Geçen gün televizyona yine bir uzman çıktı. Konunun ne kadar önemli olduğunu anlattı. Özellikle çocuklukta başlayan obezitenin, ileride birçok ciddi hastalığa sebep olabileceğini belirtti. Kesinlikle katılıyorum. Fast food ile makarna, patates cipsi ile büyüyen çocuklar değildik biz. Ailemizin bir yemek saati olurdu ve sebze, meyve, et ürünleri, süt ürünleri yerdik biz. Kahvaltı ederdik.
Zaman değişti. Şimdi çoğu evde anneler de çalışıyor. Evin geçiminin sağlanması için o da çalışmak zorunda kalıyor. Durum böyle olunca; ya bakıcılar ya da anneanne/babaanneler çocuklara bakmaya başlıyor. Bakıcılar, "istisnalar kaideyi bozmaz", çocukların yeterince dengeli beslenmesini sağlayamayabiliyor, yeterince ilgilenemeyebiliyor. Anneanne/babaanneler ise, "istisnalar kaideyi bozmaz", kendilerine emanet edilen çocuğa iyi baktıklarını ispatlayabilmek için, çocuğa durmadan yemek yediriyor. Ayrıca çok sevdikleri için, onlara zarar verebilecek yiyecekleri yemelerine de göz yumabiliyorlar.
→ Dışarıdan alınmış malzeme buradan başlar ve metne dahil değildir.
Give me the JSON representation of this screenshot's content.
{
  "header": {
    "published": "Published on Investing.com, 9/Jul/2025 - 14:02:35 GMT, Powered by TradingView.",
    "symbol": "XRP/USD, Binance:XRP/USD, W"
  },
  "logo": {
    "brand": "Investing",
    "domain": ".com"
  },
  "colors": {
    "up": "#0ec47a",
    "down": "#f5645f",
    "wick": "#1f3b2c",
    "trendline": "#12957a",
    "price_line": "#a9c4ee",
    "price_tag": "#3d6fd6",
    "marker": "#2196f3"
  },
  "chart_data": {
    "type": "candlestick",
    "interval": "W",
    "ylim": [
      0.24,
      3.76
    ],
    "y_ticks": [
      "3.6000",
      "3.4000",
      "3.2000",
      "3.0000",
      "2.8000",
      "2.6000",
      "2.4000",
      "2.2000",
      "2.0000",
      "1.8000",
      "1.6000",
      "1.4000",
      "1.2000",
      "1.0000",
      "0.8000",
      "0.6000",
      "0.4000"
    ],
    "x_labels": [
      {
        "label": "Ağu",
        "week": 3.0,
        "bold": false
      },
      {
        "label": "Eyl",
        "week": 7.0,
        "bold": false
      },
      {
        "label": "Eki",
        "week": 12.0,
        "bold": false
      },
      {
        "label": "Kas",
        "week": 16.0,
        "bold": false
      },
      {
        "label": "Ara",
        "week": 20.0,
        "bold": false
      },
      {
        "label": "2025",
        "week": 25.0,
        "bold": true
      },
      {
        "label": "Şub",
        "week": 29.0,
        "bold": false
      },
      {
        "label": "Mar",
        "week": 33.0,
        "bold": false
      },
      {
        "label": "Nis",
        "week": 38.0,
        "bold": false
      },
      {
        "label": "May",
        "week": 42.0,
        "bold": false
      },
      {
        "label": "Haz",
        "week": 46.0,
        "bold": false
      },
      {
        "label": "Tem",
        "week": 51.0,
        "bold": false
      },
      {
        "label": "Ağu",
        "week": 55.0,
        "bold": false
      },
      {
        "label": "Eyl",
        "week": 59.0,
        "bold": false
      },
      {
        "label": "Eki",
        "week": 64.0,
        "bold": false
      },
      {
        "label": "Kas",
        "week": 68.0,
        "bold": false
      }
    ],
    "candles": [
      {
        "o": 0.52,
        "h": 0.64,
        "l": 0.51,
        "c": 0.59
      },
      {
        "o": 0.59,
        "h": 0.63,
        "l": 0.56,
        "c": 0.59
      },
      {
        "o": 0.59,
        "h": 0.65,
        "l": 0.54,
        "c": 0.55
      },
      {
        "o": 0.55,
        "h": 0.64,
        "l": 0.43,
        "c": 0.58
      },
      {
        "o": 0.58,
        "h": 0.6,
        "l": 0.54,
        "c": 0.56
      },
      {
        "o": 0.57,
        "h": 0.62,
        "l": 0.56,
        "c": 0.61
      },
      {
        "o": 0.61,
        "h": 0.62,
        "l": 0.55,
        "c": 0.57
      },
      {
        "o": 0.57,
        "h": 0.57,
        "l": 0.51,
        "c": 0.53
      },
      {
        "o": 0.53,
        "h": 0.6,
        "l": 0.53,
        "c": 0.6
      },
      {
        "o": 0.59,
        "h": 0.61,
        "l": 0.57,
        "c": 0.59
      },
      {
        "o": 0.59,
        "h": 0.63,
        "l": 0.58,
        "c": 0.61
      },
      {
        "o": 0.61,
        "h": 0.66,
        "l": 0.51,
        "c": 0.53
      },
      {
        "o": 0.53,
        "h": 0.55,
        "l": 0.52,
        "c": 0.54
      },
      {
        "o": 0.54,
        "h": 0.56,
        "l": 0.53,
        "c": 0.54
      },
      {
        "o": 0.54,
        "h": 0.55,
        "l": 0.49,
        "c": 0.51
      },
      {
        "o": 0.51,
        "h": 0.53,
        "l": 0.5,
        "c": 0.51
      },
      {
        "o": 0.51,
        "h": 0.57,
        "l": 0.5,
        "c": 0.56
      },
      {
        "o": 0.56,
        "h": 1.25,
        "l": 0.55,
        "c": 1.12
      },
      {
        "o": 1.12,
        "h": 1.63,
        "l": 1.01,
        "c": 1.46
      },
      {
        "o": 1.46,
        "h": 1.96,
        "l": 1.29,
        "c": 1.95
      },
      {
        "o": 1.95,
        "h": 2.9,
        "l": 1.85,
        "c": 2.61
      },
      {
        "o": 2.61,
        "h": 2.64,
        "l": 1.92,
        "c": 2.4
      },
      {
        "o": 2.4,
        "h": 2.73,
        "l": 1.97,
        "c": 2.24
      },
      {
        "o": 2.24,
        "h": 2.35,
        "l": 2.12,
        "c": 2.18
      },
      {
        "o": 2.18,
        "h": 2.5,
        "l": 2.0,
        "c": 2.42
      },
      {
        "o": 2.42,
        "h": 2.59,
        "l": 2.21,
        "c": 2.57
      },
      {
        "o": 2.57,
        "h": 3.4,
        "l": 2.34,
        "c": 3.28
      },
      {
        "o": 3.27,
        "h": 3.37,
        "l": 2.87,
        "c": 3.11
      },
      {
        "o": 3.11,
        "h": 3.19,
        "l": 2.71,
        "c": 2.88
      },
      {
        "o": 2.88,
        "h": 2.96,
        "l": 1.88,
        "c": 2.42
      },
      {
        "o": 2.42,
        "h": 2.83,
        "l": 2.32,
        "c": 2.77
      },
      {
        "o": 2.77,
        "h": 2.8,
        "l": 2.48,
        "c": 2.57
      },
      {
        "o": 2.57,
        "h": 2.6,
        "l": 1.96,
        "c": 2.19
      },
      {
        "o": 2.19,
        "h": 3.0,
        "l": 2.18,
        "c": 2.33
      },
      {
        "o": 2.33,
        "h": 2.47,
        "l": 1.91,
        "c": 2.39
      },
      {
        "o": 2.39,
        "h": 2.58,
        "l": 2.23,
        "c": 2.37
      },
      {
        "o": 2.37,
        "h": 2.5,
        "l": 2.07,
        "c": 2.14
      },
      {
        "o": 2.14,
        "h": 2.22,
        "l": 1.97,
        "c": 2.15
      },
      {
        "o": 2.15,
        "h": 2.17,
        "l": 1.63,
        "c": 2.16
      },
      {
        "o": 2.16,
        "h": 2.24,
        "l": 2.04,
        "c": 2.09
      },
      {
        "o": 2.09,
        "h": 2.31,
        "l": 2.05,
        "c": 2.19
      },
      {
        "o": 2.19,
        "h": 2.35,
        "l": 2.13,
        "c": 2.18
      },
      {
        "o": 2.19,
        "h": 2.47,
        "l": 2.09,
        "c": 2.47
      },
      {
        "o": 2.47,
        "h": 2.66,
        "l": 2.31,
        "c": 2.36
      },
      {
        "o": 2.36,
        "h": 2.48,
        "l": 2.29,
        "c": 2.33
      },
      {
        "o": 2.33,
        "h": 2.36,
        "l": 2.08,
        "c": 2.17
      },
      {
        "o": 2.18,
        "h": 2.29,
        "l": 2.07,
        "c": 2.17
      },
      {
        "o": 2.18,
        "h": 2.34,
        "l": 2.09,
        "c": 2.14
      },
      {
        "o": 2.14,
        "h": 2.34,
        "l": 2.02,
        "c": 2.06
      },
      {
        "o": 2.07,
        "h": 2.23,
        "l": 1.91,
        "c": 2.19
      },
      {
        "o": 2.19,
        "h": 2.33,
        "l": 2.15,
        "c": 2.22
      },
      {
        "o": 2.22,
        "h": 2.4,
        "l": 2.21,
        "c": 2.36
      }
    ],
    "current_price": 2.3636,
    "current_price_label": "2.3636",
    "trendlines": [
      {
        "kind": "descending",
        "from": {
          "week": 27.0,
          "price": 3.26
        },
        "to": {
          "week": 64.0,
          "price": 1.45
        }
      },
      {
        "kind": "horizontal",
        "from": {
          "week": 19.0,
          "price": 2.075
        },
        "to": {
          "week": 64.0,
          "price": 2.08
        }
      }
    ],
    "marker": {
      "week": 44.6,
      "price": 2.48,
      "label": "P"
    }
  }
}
Eğer çocuk şanslıysa ve annesi bakabiliyorsa; yemezse çocuklarının açlıktan öleceğini düşünen anneler, çocuklarını zorla yedirmeye başlıyorlar. "Yemezsen arkandan ağlar.", "Yemezsen seni köpekler ısırır" gibi çoğaltılabilecek birçok söylem kulaklarınızı çınlatıyordur sanırım.
Bütün bu saydığım kişiler, bunları sağlıklı yiyecekler vererek yaptıkları gibi, sağlıksız yiyecekler vererekte yapabiliyorlar. Bebek ve çocuklara bol miktarda patates cipsleri, çikolatalar, asitli içecekler, fast food yiyecekler veren ebeveynler, anneanne/babaanneler, bakıcılar da var.
Bütün bunları topladığınızda oluşan tablo ise obezite. Sağlıksız bir gelecek, sağlıksız bir toplum. Bu nedenle yemek alışkanlıklarımızı tekrar gözden geçirerek, bebeklerimize, çocuklarımıza geleneklerimizde de olduğu gibi ev yemekleri vermeli ve daha çok yemek yemesi için zorlamadan, baskı yapmadan büyütmeliyiz.